The Gateway of India is about the adventures of Dwight, a recently
divorced lawyer from Boston, who has no desire to step out of his hotel
suite (of the book’s title) and the boardroom where he is striking
lucrative outsourcing deals. And yet, his paranoid abhorrence of all
things Indian is breached by, what else, but the prospect of sex with
a 16-year-old girl. This leads to a headlong plunge into the “real”
India, which is rank, fetid, poor, hungry and greedy, and largely because
of it all, endlessly fascinating in a grim, hallucinatory kind of way.

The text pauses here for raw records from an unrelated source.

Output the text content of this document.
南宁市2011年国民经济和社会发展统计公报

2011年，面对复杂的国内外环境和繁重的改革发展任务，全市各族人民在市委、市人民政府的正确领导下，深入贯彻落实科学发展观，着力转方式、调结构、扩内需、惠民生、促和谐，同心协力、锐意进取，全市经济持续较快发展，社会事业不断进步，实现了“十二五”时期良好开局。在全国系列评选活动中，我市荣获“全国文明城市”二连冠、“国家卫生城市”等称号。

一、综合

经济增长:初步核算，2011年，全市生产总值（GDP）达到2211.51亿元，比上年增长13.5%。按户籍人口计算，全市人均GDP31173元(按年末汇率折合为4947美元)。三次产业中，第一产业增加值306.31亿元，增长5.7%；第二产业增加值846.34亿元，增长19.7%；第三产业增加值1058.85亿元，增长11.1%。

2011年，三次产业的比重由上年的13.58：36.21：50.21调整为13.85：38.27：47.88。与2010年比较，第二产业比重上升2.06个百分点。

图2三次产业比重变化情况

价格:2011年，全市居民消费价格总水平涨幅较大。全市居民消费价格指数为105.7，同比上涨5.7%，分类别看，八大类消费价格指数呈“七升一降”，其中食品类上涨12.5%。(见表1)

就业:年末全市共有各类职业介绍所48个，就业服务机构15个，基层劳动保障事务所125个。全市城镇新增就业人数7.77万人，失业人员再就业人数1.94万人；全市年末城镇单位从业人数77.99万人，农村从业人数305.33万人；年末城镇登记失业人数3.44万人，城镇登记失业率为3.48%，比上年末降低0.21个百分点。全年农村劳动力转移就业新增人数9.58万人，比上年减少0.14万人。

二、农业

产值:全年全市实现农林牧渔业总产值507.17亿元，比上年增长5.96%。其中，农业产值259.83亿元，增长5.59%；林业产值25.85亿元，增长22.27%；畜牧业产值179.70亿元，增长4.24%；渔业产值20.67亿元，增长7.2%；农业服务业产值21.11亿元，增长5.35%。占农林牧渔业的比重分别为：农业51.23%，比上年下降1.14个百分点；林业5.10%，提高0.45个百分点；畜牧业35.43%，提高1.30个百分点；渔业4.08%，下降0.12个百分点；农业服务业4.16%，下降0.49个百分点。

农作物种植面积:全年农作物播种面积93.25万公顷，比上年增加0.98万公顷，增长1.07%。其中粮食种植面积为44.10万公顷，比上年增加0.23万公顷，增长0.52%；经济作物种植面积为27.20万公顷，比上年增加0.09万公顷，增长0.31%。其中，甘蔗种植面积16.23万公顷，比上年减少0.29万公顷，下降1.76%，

Its dire, desperate needs offer many opportunities, but at a price —
a very steep price, according to Theroux. For all the realistic details
about today’s Mumbai, the tame, improbable ending seems more out
of an Oriental fantasy written a hundred years ago.
Theroux likes
to say that India transforms his Americans but what his stories describe
is more like entrapment. These innocents abroad are all finally devoured
by the mysterious, often lurid, India, even as they struggle to make
sense of it. Like the sensitive, good, virginal (literally) backpacker
Alice in The Elephant God who is “transformed”
in way that leaves her permanently damaged.
Theroux’s
stories often take us to unfamiliar streets, nooks and crannies and
because his stories have the assured touch of a master craftsman, we
eagerly hop on for the ride. But the storyline flags and, in the end,
the robust, lingering taste in our mouth feels half real and half unreal.